Na minha cama jaz o teu perfume. Em meu corpo o recado da tua língua. Nas minhas mãos está presente em leve momento, a chama dos teus seios despertos. Nos meus cabelos os sulcos penteados deixados pelos teus dedos. Neste meu peito notam-se ainda as gotas de suor nascidas pela nossa entrega. Na ponta dos meus dedos, tenho o teu cheiro profundo. A minha boca guarda nela, o sabor do teu ventre húmido. Contudo, estou assim parado. sentado na cama solteira que foi nossa. Procuro só nos meus ouvidos, a lembrança da tua voz. Sofro a falta do teu olhar.

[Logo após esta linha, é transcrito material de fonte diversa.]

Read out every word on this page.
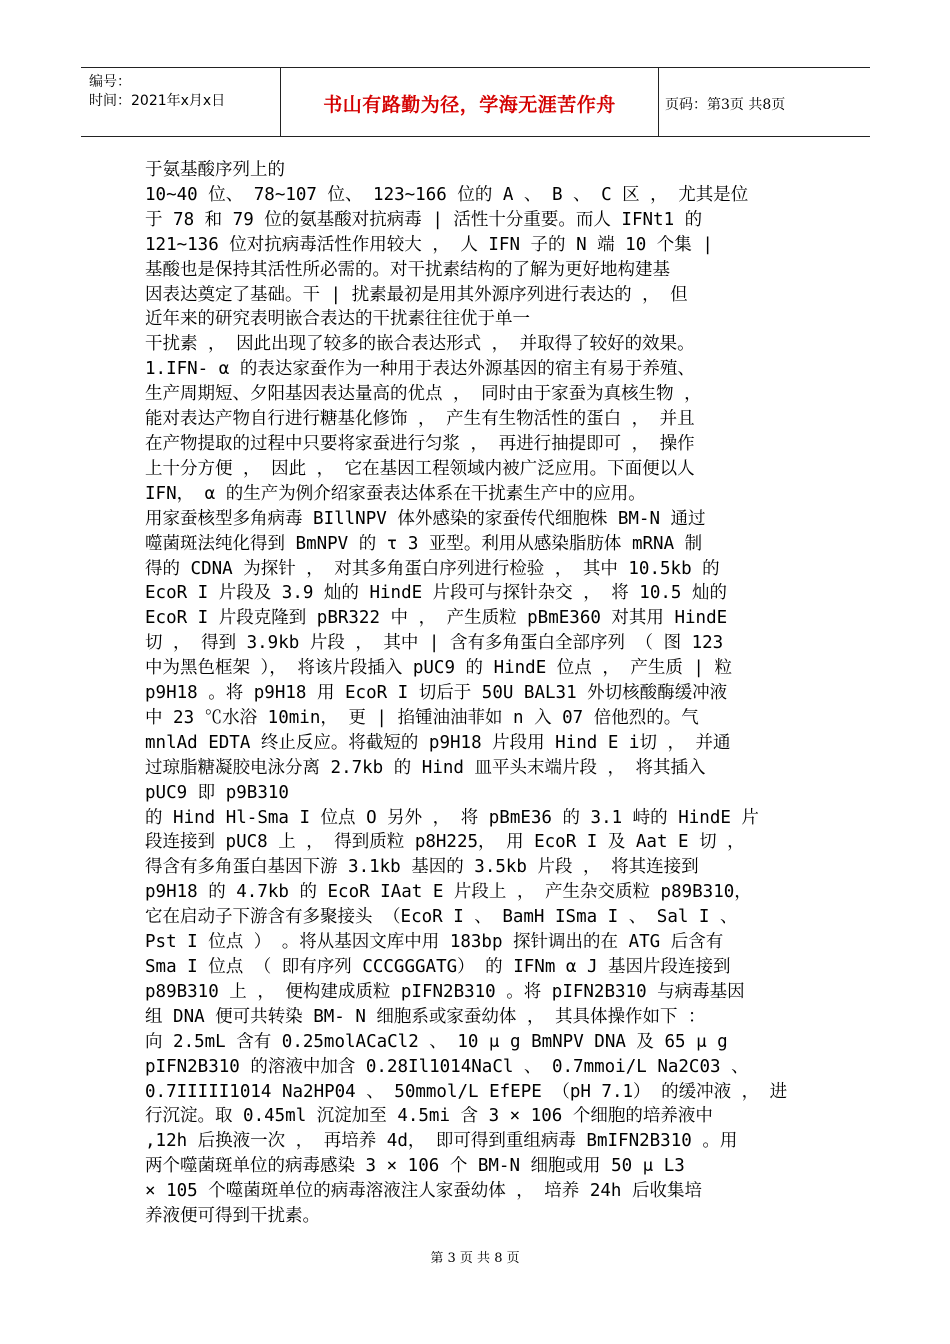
编号：
时间：2021年x月x日	书山有路勤为径，学海无涯苦作舟	页码：第3页 共8页

于氨基酸序列上的

10~40 位、 78~107 位、 123~166 位的 A 、 B 、 C 区 ， 尤其是位

于 78 和 79 位的氨基酸对抗病毒 | 活性十分重要。而人 IFNt1 的

121~136 位对抗病毒活性作用较大 ， 人 IFN 子的 N 端 10 个集 |

基酸也是保持其活性所必需的。对干扰素结构的了解为更好地构建基

因表达奠定了基础。干 | 扰素最初是用其外源序列进行表达的 ， 但

近年来的研究表明嵌合表达的干扰素往往优于单一

干扰素 ， 因此出现了较多的嵌合表达形式 ， 并取得了较好的效果。

1.IFN- α 的表达家蚕作为一种用于表达外源基因的宿主有易于养殖、

生产周期短、夕阳基因表达量高的优点 ， 同时由于家蚕为真核生物 ，

能对表达产物自行进行糖基化修饰 ， 产生有生物活性的蛋白 ， 并且

在产物提取的过程中只要将家蚕进行匀浆 ， 再进行抽提即可 ， 操作

上十分方便 ， 因此 ， 它在基因工程领域内被广泛应用。下面便以人

IFN， α 的生产为例介绍家蚕表达体系在干扰素生产中的应用。

用家蚕核型多角病毒 BIllNPV 体外感染的家蚕传代细胞株 BM-N 通过

噬菌斑法纯化得到 BmNPV 的 τ 3 亚型。利用从感染脂肪体 mRNA 制

得的 CDNA 为探针 ， 对其多角蛋白序列进行检验 ， 其中 10.5kb 的

EcoR I 片段及 3.9 灿的 HindE 片段可与探针杂交 ， 将 10.5 灿的

EcoR I 片段克隆到 pBR322 中 ， 产生质粒 pBmE360 对其用 HindE

切 ， 得到 3.9kb 片段 ， 其中 | 含有多角蛋白全部序列 （ 图 123

中为黑色框架 ）， 将该片段插入 pUC9 的 HindE 位点 ， 产生质 | 粒

p9H18 。将 p9H18 用 EcoR I 切后于 50U BAL31 外切核酸酶缓冲液

中 23 ℃水浴 10min， 更 | 掐锺油油菲如 n 入 07 倍他烈的。气

mnlAd EDTA 终止反应。将截短的 p9H18 片段用 Hind E i切 ， 并通

过琼脂糖凝胶电泳分离 2.7kb 的 Hind 皿平头末端片段 ， 将其插入

pUC9 即 p9B310

的 Hind Hl-Sma I 位点 O 另外 ， 将 pBmE36 的 3.1 峙的 HindE 片

段连接到 pUC8 上 ， 得到质粒 p8H225， 用 EcoR I 及 Aat E 切 ，

得含有多角蛋白基因下游 3.1kb 基因的 3.5kb 片段 ， 将其连接到

p9H18 的 4.7kb 的 EcoR IAat E 片段上 ， 产生杂交质粒 p89B310，

它在启动子下游含有多聚接头 （EcoR I 、 BamH ISma I 、 Sal I 、

Pst I 位点 ） 。将从基因文库中用 183bp 探针调出的在 ATG 后含有

Sma I 位点 （ 即有序列 CCCGGGATG） 的 IFNm α J 基因片段连接到

p89B310 上 ， 便构建成质粒 pIFN2B310 。将 pIFN2B310 与病毒基因

组 DNA 便可共转染 BM- N 细胞系或家蚕幼体 ， 其具体操作如下 ：

向 2.5mL 含有 0.25molACaCl2 、 10 μ g BmNPV DNA 及 65 μ g

pIFN2B310 的溶液中加含 0.28Il1014NaCl 、 0.7mmoi/L Na2C03 、

0.7IIIII1014 Na2HP04 、 50mmol/L EfEPE （pH 7.1） 的缓冲液 ， 进

行沉淀。取 0.45ml 沉淀加至 4.5mi 含 3 × 106 个细胞的培养液中

,12h 后换液一次 ， 再培养 4d， 即可得到重组病毒 BmIFN2B310 。用

两个噬菌斑单位的病毒感染 3 × 106 个 BM-N 细胞或用 50 μ L3

× 105 个噬菌斑单位的病毒溶液注人家蚕幼体 ， 培养 24h 后收集培

养液便可得到干扰素。

第 3 页 共 8 页
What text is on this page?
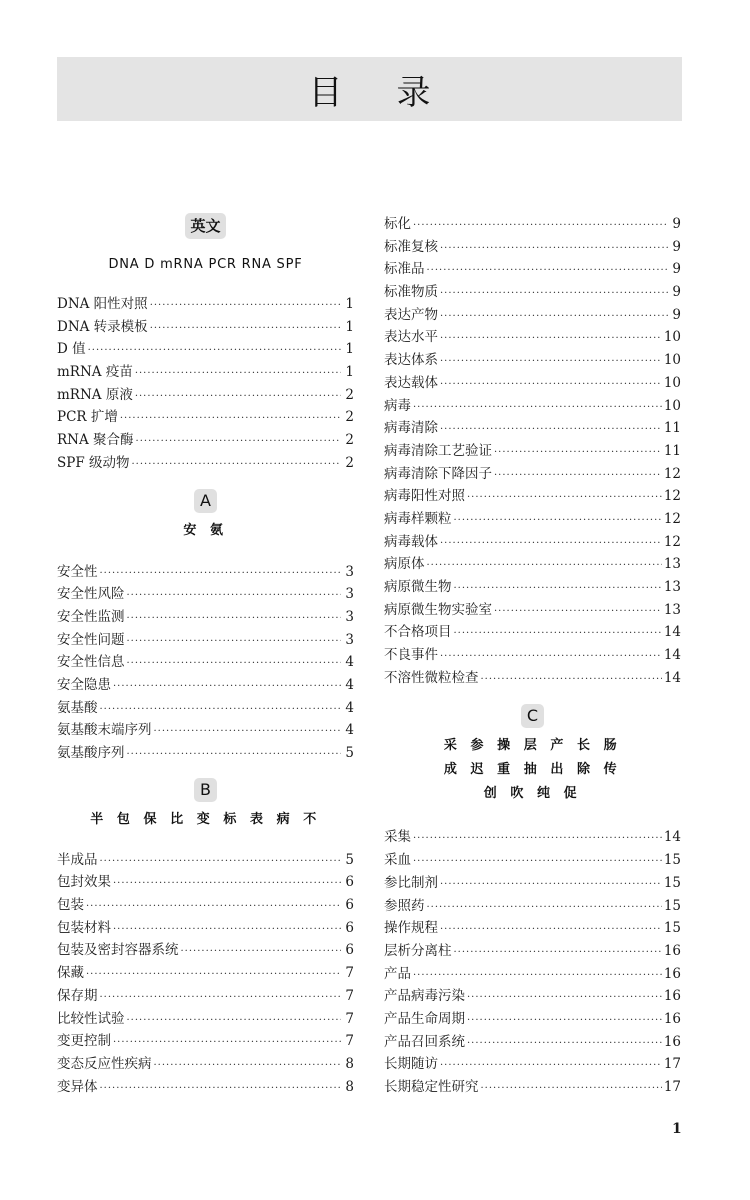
目 录
英文
DNA D mRNA PCR RNA SPF
DNA 阳性对照 ·····	1
DNA 转录模板 ·····	1
D 值 ·····	1
mRNA 疫苗 ·····	1
mRNA 原液 ·····	2
PCR 扩增 ·····	2
RNA 聚合酶 ·····	2
SPF 级动物 ·····	2
A
安 氨
安全性 ·····	3
安全性风险 ·····	3
安全性监测 ·····	3
安全性问题 ·····	3
安全性信息 ·····	4
安全隐患 ·····	4
氨基酸 ·····	4
氨基酸末端序列 ·····	4
氨基酸序列 ·····	5
B
半 包 保 比 变 标 表 病 不
半成品 ·····	5
包封效果 ·····	6
包装 ·····	6
包装材料 ·····	6
包装及密封容器系统 ·····	6
保藏 ·····	7
保存期 ·····	7
比较性试验 ·····	7
变更控制 ·····	7
变态反应性疾病 ·····	8
变异体 ·····	8
标化 ·····	9
标准复核 ·····	9
标准品 ·····	9
标准物质 ·····	9
表达产物 ·····	9
表达水平 ·····	10
表达体系 ·····	10
表达载体 ·····	10
病毒 ·····	10
病毒清除 ·····	11
病毒清除工艺验证 ·····	11
病毒清除下降因子 ·····	12
病毒阳性对照 ·····	12
病毒样颗粒 ·····	12
病毒载体 ·····	12
病原体 ·····	13
病原微生物 ·····	13
病原微生物实验室 ·····	13
不合格项目 ·····	14
不良事件 ·····	14
不溶性微粒检查 ·····	14
C
采 参 操 层 产 长 肠
成 迟 重 抽 出 除 传
创 吹 纯 促
采集 ·····	14
采血 ·····	15
参比制剂 ·····	15
参照药 ·····	15
操作规程 ·····	15
层析分离柱 ·····	16
产品 ·····	16
产品病毒污染 ·····	16
产品生命周期 ·····	16
产品召回系统 ·····	16
长期随访 ·····	17
长期稳定性研究 ·····	17
1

Deixa-me beijar-te. Mesmo que agora sintas que não me queres beijar. Deixa que eu só te beije. Que apenas isso eu faça. Como se a minha vida acabe a seguir a esse instante. Seria o teu beijo o soneto final na minha pouco demorada passagem por aqui. Deixa que os meus lábios sejam o par húmido dos teus. Dá-me um beijo... Quente ou até frio. Tu ainda te lembras de como é a minha boca? Sabes ainda onde fica a minha cama? Toca a minha pele que não se esquece do velejar dos teus dedos nela... Dá-me um beijo. Deixa-me beijar-te.
Mesmo que não tenhas depois mais beijos para mim...
Céus como tecto sem espaços entre as nuvens. Copos vazios e a monte em cima da mesa travada. Rachas na pintura das paredes das salas da casa roxa. Marcas de pó que assinalam a passagem de um dedo distraído. O segredo por dizer em papel escrito. A toalha turca estendida ainda, ruim ao sol seco e ríspido. O chão de mármore frio, com os desenhos polidos dos passos de intempéries. A calma das plantas de enfeite, sem vida e com o arame selado a ferrugem.
Os passos em eco de outros dias em que em eco não eram os passos. Os vidros das varandas sujos das poeiras de constantes ventos batentes. Gavetas fechadas e entreabertas, denotando desleixe, abandonos. Os lençóis intragáveis da cama de casal que já não o é. Perdeu o som da vida o rádio idoso, doutros serões de companhias dadas. Loiças azuis prenhas de lábios e marcas de segredos. Nada. Nada e nada. Silêncio e mais silêncios encaixados e amontoados nos dias. O esqueleto é a amurada deste outrora doce lar. O que se tinha, quem se tinha e trazia junto ao peito, já não vive, não mora, não está. Céus como tecto sem espaços entre as nuvens.
Uma ruína de uma lágrima nesta casa sem restos de família. Fechar os olhos é como morder o passado.
Embala-me na tua voz coberta de distâncias mas cativa no meu ouvido. Adormeço no quebrantar das marés de sonhos que desaguam em ti. Deito-me no leito a que dás vida para nós. Suplico um tempo só nosso... Só as palavras deixam de ser precisas. Estou quase pacificado. Viveria até ao suspiro findado neste amar... Trás-me contigo.
Eu. Estou aqui. Sentado, prostrado, arrumado, neste lugar fixo e desacorrentado.
Eu. Despido de tudo. Nu de medo, dos segredos, das dores repetidas, das raivas cuspidas, dos sentimentos ascos. Livre das lembranças e assolado pelas memórias.
Eu. com os toques e os tiques das desgraças, com os endereços das janelas das lágrimas, das discussões infindáveis, das noções de dor variadamente invariáveis. Eu e tu. Somos uma rua funda que acaba num deserto de chuva aonde as lágrimas não se ocultam nem secam por si. Mas existimos eu e tu.